“We have gathered here today to mourn our good English grades. . . “
(Who can name the person who said the quote of my title? It’s a fellow East Troy alumni)
Today my 10th grade class had a test. This wasn’t my first Georgian test. However, it was the first one not with my Difficult Teacher. I had thought that all my problems with test taking here were due to my communication and philosophy problems I have with my Difficult Teacher. That theory was proven wrong today, terribly wrong.
Classrooms are already fairly crowed. When you pack thirty students into a medium-sized classroom it becomes very difficult to spread them out during a test. The desks are crunched together. A certain amount of looking over shoulders is bound to happen just because of the limited space. Somehow, the classrooms seem even more crowed to me during a test. It is impossible to give students enough space so that they aren’t staring at their neighbors test. The staring isn’t subtle either. Students lean over the aisles to look at another test. Sometimes, they will even hold up their test for their friends to see.

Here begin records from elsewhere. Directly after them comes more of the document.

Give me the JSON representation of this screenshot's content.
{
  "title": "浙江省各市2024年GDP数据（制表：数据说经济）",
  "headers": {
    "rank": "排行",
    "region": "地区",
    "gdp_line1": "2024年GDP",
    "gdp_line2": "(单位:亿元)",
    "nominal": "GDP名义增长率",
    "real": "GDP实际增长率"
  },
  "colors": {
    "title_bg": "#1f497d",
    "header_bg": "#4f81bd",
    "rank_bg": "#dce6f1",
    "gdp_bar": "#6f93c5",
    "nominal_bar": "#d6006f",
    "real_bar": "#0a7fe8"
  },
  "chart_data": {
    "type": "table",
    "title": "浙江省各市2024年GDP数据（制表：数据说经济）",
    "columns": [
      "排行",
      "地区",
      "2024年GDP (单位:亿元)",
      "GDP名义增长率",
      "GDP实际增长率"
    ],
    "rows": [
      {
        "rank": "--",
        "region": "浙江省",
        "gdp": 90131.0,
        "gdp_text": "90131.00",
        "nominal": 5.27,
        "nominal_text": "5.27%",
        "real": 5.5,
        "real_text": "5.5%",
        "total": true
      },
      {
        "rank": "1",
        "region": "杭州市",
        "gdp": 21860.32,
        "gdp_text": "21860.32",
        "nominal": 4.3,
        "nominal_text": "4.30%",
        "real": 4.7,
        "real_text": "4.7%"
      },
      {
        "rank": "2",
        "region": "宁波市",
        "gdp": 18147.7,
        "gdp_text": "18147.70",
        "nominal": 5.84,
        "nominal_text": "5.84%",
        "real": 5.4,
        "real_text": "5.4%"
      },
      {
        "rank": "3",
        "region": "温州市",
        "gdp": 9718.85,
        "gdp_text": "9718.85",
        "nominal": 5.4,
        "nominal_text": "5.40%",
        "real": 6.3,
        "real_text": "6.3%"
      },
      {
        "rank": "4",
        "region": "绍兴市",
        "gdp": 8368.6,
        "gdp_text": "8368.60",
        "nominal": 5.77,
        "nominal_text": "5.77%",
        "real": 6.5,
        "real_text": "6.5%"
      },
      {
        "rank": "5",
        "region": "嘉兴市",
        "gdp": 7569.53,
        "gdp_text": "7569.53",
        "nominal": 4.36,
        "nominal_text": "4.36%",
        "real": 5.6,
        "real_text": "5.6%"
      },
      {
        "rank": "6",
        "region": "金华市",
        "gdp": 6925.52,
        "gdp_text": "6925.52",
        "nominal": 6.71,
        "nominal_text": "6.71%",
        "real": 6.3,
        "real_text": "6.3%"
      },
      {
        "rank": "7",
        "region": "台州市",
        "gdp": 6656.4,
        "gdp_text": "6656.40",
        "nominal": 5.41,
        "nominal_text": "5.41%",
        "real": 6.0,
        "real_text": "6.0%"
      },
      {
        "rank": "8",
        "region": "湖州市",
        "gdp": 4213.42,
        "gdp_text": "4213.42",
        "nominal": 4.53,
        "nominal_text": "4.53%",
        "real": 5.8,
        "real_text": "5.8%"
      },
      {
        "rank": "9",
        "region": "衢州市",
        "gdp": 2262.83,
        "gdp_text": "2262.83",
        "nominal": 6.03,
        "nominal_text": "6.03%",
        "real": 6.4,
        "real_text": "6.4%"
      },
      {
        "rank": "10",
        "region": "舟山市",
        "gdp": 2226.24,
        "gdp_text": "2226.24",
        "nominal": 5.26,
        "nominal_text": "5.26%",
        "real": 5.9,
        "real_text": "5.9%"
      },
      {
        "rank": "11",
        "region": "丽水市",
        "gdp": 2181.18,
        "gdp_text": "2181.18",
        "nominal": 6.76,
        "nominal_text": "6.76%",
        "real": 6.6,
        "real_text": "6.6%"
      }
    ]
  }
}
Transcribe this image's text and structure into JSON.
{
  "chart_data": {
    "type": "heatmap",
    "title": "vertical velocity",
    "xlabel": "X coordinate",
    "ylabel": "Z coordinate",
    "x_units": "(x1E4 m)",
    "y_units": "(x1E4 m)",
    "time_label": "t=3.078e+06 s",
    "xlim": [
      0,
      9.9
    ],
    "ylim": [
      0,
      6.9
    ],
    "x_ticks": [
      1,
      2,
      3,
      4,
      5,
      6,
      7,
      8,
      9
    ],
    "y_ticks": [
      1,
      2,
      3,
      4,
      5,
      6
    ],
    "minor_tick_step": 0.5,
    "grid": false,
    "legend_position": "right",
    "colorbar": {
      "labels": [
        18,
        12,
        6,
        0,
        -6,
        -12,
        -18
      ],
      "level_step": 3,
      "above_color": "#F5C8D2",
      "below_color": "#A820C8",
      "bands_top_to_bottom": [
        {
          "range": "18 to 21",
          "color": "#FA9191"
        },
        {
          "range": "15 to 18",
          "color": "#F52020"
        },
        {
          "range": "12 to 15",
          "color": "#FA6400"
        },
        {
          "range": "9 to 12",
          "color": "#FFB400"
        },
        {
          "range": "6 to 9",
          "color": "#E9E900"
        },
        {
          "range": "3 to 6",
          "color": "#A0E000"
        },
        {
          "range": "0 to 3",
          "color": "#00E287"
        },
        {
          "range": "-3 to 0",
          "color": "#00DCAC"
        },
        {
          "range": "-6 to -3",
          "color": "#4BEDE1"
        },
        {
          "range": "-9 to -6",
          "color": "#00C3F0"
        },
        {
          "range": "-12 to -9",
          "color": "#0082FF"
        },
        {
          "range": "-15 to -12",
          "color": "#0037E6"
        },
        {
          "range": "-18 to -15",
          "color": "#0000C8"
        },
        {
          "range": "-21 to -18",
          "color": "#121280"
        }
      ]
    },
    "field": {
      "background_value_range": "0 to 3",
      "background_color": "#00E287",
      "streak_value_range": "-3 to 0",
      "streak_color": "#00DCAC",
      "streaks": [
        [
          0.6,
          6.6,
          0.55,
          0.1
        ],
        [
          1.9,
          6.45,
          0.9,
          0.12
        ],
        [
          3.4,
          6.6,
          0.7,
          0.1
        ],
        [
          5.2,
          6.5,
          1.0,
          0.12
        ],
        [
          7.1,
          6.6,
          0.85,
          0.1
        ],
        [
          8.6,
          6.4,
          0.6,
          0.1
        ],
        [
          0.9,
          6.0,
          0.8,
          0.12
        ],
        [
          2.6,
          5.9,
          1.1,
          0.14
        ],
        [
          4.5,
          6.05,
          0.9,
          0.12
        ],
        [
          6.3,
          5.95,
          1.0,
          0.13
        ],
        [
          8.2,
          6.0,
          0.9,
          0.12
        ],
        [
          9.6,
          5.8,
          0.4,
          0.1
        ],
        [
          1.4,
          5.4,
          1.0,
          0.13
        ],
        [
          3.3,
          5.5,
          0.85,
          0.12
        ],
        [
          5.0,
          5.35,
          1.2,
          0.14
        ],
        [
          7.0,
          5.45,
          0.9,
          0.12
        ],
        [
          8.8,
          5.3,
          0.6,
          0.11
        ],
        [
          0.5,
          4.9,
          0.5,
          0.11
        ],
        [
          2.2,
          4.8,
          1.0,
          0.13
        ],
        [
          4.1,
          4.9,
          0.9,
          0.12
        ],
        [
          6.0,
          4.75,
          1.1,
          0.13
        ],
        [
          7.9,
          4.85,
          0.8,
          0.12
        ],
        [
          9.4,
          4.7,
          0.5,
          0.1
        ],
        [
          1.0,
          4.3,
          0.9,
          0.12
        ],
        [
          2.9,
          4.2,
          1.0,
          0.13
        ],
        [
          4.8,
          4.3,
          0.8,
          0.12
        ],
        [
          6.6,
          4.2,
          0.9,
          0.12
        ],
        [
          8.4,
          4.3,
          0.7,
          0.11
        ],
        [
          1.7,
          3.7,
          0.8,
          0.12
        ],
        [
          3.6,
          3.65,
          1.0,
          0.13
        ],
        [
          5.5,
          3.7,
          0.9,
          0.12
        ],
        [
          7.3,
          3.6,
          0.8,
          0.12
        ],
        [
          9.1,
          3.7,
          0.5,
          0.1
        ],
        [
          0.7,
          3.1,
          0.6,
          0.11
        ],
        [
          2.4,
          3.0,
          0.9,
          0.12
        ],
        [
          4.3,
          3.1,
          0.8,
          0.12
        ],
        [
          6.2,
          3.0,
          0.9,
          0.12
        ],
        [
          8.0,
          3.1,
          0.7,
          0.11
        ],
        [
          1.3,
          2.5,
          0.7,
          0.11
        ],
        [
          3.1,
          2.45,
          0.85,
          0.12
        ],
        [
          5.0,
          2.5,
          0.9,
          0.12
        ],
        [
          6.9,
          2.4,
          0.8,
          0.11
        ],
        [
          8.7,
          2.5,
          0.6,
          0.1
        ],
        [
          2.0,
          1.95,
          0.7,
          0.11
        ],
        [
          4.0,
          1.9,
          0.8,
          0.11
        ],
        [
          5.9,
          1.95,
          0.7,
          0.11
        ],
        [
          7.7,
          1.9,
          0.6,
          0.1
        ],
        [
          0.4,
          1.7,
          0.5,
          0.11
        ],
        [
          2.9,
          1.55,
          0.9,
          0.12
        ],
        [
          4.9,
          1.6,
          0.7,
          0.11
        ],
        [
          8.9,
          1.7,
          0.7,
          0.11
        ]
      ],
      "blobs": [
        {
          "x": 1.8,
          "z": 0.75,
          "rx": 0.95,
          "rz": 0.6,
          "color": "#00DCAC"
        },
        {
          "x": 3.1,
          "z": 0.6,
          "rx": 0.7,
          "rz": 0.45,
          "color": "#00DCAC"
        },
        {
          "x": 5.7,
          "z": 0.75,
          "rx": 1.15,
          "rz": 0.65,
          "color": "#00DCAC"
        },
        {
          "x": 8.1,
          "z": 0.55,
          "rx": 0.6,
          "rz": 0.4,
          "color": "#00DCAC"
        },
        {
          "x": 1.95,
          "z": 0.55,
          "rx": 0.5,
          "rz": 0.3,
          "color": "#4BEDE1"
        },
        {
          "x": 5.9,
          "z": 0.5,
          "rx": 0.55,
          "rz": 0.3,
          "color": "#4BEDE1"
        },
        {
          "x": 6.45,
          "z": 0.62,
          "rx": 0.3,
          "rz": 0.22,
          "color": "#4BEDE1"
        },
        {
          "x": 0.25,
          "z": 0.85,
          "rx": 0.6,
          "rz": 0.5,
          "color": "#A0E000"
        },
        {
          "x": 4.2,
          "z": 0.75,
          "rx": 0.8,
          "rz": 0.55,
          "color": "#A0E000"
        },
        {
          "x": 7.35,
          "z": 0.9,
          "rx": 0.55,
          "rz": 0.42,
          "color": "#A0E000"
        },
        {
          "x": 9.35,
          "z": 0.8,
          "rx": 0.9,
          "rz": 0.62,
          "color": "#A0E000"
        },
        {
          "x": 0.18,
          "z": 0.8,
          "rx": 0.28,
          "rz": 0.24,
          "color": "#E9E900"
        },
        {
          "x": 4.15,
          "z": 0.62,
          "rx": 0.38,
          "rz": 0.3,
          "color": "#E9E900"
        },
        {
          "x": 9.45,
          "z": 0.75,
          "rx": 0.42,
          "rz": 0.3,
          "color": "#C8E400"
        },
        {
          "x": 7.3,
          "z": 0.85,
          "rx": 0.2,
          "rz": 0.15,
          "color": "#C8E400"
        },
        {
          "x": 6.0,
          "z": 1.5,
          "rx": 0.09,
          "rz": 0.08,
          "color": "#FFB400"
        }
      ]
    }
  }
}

Of course, this isn’t the only way students cheat. The classroom is just as noisy during a test as it is during a regular lesson which by American standards is just about at the yelling level. Students ask each other for answers or talk about what they are going to do after school. It doesn’t matter what they are saying or how loud they say it. It never crosses their mind to stop talking during an important exam.
Finally, two methods of cheating just about blew my mind. I asked the co-teacher before we started what her rules were. She said “No books, no notes, to be quiet, a regular test.” When students couldn’t find inspiration for the writing section she had them get out their books. The rule basically meant nothing. Well, not nothing, I guess. I certainly enforced the rule and took three books away from students before I saw my co-teacher look right over another student who had his book out. More shocking was the instance of one boy physically handing his test book over to another boy to finish. At that point I didn’t really care what the co-teacher did or didn’t do. That was too blatant of cheating for me. I took both of their tests away before they had finished. It won’t hurt their score much since they were already basically done. I wish it would have, though.
I discussed all the cheating with my co-teacher after the test. I can’t understand how cheating could be allowed in any way. If the students don’t understand a topic but cheat off someone who does know, how will the teacher know she needs to review the topic again. Tests are just as important for teachers as students. They help show where weaknesses are during instruction time. They help show whether the class is successfully navigating the year-long schedule to be prepared for the next year. My co-teacher just said, “They couldn’t survive without cheating.” Well, maybe it’s about time they tried. I know that many of the students who were cheating are more than capable of being successful without help. They need to have the confidence to do that.
I know there are differences in the cultural mindset surrounding education for Georgians and Americans. This difference is just too much for me to bend for. I can’t stand there and watch students and teachers rob themselves of a great opportunity to really asses their strengths and then improve. What to do, what to do?